Rosy RAMALES
Dicen que no son iguales, pero la bancada de Morena se parece tanto a la del otrora partido mayoritario, el PRI. Incluso, en la impuntualidad para sesionar. Con la renovación del liderazgo cameral establecieron las 09:00 horas, pero quedó en buena intención. Y al parecer, no trazaron la puntualidad como propósito de Año Nuevo.
“Es que aquí no hay propósitos, sino despropósitos, Jajaja”, comentó en tono de broma el asesor de un diputado, sobre el pasillo central del recinto durante la larga espera de la primera sesión ordinaria del 2026 de la actual Legislatura del Congreso del Estado. Pero el comentario en guasa tiene mucho de razón.

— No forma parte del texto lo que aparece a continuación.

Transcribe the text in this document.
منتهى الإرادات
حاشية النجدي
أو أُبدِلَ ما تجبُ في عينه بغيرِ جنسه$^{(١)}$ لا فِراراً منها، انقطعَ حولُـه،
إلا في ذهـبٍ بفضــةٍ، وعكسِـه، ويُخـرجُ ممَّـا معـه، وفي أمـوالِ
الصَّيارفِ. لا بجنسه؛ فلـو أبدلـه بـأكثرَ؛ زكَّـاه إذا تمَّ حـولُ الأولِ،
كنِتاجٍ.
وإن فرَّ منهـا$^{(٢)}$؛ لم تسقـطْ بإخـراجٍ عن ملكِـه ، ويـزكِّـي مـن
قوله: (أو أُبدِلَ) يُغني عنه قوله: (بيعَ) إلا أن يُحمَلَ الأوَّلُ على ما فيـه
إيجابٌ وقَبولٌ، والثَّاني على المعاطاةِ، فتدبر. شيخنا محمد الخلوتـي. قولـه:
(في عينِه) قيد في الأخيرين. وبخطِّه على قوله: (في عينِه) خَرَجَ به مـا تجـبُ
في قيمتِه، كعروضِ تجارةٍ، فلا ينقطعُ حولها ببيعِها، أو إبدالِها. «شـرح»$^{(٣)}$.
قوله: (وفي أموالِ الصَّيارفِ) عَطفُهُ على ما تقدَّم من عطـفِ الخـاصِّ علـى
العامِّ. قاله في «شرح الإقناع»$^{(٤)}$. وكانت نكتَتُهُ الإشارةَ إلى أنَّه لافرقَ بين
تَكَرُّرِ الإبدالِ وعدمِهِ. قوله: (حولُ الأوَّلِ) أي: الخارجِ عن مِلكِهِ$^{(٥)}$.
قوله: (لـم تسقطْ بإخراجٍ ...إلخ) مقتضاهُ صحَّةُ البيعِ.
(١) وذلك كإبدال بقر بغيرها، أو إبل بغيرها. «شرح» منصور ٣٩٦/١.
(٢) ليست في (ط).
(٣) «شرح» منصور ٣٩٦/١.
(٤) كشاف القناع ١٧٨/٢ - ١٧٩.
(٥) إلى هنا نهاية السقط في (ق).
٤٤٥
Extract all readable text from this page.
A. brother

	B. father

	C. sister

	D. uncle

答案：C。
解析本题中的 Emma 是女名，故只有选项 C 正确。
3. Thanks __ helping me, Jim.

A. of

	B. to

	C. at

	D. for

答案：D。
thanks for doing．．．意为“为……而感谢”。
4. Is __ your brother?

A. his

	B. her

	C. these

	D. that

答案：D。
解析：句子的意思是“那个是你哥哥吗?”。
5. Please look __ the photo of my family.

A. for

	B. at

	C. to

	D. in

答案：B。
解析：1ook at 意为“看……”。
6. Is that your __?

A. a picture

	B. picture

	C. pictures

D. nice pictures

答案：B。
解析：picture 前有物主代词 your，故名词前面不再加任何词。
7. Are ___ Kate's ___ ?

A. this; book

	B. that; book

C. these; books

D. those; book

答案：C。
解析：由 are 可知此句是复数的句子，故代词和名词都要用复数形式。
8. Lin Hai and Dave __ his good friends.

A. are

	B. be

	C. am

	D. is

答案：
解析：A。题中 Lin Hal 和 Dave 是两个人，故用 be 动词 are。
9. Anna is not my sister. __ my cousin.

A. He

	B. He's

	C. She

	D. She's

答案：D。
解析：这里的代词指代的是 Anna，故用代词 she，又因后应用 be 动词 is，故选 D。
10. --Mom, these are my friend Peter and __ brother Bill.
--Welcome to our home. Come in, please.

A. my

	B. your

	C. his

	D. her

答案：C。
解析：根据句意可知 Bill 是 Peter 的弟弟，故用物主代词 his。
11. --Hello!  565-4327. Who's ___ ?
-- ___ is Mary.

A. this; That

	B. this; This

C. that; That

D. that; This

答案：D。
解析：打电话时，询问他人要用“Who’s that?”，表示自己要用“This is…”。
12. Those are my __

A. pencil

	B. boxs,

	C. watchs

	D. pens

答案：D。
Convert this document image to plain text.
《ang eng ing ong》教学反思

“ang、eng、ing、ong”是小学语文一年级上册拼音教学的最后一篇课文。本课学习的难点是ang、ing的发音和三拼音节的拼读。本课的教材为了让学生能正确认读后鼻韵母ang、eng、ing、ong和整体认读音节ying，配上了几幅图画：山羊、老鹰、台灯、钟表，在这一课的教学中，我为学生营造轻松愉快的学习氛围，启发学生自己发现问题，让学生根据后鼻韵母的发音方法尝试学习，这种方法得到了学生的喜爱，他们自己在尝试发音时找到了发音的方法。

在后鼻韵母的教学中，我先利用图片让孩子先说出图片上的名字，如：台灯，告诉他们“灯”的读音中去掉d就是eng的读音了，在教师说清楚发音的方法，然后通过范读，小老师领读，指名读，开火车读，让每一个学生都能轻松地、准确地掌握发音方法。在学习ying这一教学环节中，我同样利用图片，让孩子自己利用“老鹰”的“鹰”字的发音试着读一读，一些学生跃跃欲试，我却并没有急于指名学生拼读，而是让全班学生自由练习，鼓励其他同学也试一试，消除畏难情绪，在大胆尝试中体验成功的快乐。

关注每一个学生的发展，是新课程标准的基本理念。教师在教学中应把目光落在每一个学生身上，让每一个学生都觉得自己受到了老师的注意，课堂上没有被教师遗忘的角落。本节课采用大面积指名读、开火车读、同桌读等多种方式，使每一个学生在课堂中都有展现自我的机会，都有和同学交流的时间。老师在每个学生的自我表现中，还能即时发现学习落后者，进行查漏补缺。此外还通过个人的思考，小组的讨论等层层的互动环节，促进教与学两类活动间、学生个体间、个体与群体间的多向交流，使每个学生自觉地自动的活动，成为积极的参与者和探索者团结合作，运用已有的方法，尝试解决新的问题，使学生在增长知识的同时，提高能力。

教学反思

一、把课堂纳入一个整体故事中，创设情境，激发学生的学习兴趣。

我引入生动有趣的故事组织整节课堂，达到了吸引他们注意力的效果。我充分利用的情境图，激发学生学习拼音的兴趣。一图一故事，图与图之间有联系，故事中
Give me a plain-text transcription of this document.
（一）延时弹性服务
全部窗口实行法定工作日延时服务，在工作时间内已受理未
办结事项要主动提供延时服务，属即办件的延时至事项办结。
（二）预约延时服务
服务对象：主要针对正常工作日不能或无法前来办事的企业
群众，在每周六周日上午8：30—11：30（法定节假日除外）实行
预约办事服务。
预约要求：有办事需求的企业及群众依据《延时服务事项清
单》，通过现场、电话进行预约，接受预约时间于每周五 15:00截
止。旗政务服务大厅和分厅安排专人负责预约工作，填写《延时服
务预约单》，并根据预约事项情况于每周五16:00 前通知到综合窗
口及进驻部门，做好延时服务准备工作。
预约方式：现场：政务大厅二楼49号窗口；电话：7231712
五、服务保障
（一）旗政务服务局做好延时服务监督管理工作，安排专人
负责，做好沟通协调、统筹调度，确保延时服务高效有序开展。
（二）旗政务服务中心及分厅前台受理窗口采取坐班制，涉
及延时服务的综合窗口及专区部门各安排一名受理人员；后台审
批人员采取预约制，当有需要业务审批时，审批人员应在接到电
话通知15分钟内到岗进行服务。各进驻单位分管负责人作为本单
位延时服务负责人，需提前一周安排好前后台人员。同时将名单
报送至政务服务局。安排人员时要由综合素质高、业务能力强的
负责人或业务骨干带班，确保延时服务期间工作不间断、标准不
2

Parece que la presidenta de la Junta de Coordinación Política, Tania Caballero Navarro, no tiene secretario técnico que le organice una agenda sin dilaciones, lo cual permitiría a la diputada optimizar su tiempo, máxime cuando éste se escurre como agua entre los dedos en tiempos de Revocación de Mandato y en la antesala del inicio de los procesos electorales 2026-2027 (federal, local, judicial). Además, vienen las comparecencias.
Un secretario técnico que le hubiera diseñado una agenda para tomar acuerdos con las y los diputados integrantes de la Jucopo, un día antes, o al menos de 7 al 8:45 de la mañana del mismo martes, para iniciar la sesión con puntualidad inglesa. Puntualidad que sí distingue al titular de otro poder, el Ejecutivo; el gobernador inicia en punto sus actividades, por ejemplo, las conferencias matutinas.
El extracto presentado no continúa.